Off Limits was taken over Saturday night by punks, pomade and pompadours as locally manufactured Madcats Pomade and Devil Kat Rock Productions celebrated their one-year anniversary of bringing rockabilly music to Chico.
Local heroes The Shankers and their sick and twisted whiskey shenanigans were again a delight, with solid minimalist '50s rock 'n' roll of Carl Perkins and Ritchie Valens but with the exuberance and maniacal behavior of Screamin' Jay Hawkins.
The band is more suited for steamy living room shows than stages.
"This song's about Charles Bronson … looking for love," guitarist Johnny Shanker hooted, wrapped up in a cape and Buddy Holly-esque glasses.
He wails into the mic, and the reverb sustains the crooner's notes. Bassist Kerra Shanker broke her low-E string midsong and Hulked-out while ripping it up over her head before finishing the song. The band gave a strong performance despite playing with an emergency fill-in drummer who didn't seem to beat the skins with the vigor he probably ought to have.
Ukiah horror punk band Sick Shooter was the fly in the ointment. Everything was a disaster.
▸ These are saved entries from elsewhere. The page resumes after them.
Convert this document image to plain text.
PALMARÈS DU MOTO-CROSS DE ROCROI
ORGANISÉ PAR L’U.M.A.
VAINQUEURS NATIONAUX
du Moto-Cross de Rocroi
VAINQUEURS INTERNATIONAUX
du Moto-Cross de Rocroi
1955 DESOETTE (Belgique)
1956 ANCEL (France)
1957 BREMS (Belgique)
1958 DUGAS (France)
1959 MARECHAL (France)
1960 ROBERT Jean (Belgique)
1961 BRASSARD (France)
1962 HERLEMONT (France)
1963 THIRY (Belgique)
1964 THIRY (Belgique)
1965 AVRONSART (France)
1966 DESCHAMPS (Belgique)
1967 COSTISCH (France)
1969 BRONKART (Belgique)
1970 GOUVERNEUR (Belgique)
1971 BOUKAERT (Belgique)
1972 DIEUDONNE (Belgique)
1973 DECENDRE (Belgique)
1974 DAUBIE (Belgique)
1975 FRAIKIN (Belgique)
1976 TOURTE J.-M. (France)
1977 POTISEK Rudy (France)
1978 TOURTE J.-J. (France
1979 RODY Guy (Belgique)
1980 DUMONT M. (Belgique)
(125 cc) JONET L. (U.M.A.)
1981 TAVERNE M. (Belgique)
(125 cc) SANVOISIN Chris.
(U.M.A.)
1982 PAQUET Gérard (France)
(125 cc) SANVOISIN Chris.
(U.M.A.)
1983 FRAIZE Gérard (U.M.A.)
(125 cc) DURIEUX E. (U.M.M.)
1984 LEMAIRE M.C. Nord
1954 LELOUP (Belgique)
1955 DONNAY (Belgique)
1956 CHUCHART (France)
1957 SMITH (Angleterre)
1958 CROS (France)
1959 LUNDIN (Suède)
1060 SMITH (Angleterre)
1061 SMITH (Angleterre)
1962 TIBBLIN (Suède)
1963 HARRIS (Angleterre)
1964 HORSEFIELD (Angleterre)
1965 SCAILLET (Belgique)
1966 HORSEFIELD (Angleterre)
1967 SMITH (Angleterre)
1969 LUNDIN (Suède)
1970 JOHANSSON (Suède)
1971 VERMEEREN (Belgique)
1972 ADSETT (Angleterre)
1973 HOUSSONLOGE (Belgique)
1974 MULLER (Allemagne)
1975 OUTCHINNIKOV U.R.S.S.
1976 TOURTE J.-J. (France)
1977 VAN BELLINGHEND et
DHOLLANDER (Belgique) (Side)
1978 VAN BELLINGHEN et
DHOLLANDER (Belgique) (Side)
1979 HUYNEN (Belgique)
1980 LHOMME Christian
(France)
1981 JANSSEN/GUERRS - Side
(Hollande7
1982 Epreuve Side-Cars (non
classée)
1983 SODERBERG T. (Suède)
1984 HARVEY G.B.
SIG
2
This includes the stand-up bassist's tone, which sounded like a child running around banging a wooden spatula on a 5-gallon bucket, and the coordinated black-on-black, perfectly pressed punk band T-shirts and the obvious rip-offs of the Misfits, Nekromantix and the Horrorpops.
These 18-year-olds are a work in progress, but it helps that they're drinking the same Ukiah water that spawned such notables as AFI, Tiger Army and Loose Change. Let's just hope they spend more time with their instruments and not their mirror.
It's hard to believe that Moonshine's sweet rockabilly is from Oroville circa 2006. The fun-spirited group is a nice look at what appears to be a hard-working band making good. The band even has a rough side, covering Johnny Cash's "Folsom Prison Blues."
After the crowd thinned considerably, the Moonlight Cruisers and their boozy bar attitude was too much. Acting as if they're the best, the Cruisers' muscular front man spent more time growling and howling than producing real singing. The facial sneers and expressions signaled the doom of this band, which has real potential. If the band could put the meathead mentality away and focus more on its traditional Mexican influences, it would sound more like a sexy Los Lobos and less like a bunch of phonies.
Devil Kat Katie continues to hold down the fort for rock 'n' roll in Chico with another solid show, even if one band was less than stellar and the crowd forgot their dancing shoes at home. Off Limits is undoubtedly going to feel different now that Mary Messina recently defected. It's hard to say who is going to pick up the slack that Mary and Katie have been holding for so long. Chico can only hope this doesn't signal the end of what has become a cornerstone of the rock 'n' roll scene.